On Sat, 22 Jan 2012, Richard Atkinson wrote:
Hello,
I'm looking for a bit of information regarding old terminals. My New
England Digital Synclavier II (an old computer based music synthesizer)
has the option of having a terminal connected via RS232, and the manual
specifically mentions the following three terminals:
VT100
VT640
ADM-3A
Am I correct in understanding the first two are by DEC (Digital
Equipment Corporation) and the third one is by Lear Siegler? How common
were and are these three terminals? I'd like to get hold of one for use
with the Synclavier, just wondering what views people hold on them, both
from a popularity point of view and in terms of usability. Presumably
you get a slightly different experience using all three, at least in
terms of build quality, display type, keyboard type etc, if not in terms
of supported terminal modes as well.
You can probably use minicom on Linux, since it emulates the V100.
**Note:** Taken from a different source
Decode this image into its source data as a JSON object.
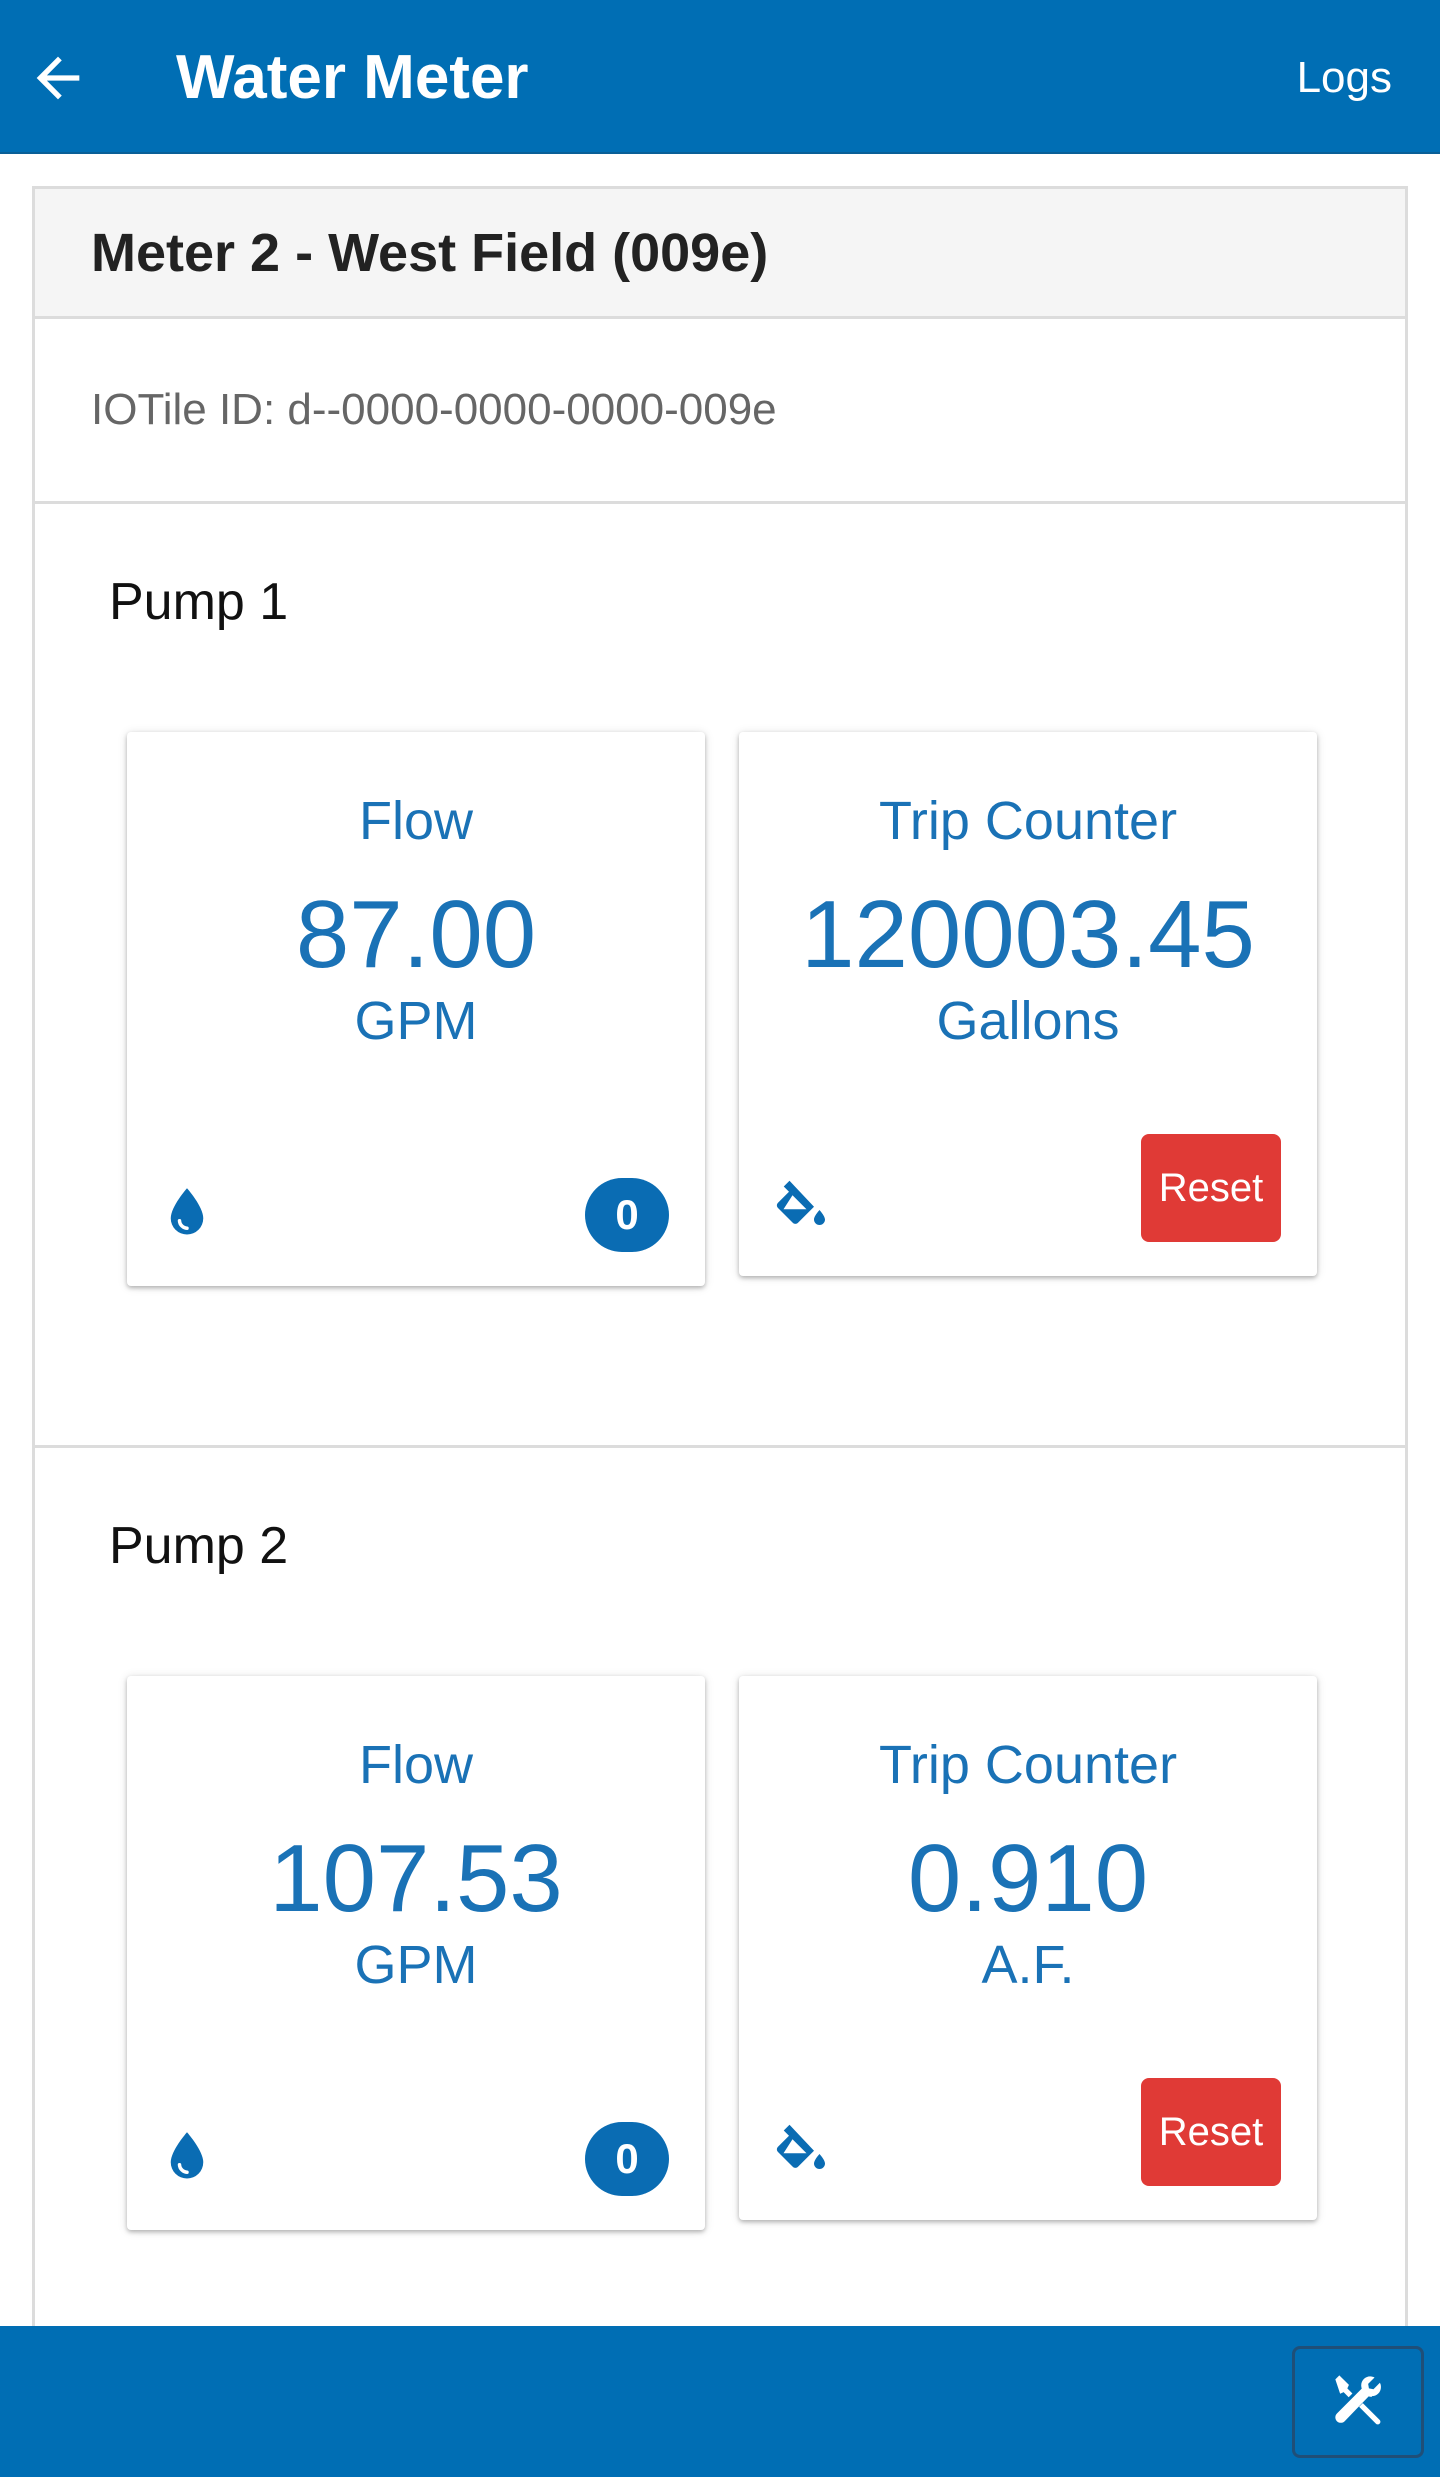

Granted it's nowhere near as Kewl as having a VT100 sitting next to the
unit :-)
Curious to hear what people think. If you're
interested, there's a video of
me demonstrating the Synclavier on YouTube.
http://www.youtube.com/watch?v=ZuUh4eIE3-k
I remember sitting in the New England Digital demo room listening to one
of their experts run through the entire bag of tricks on the
Direct-to-Disk equipped Synclavier. For 1987, it was sheer magic.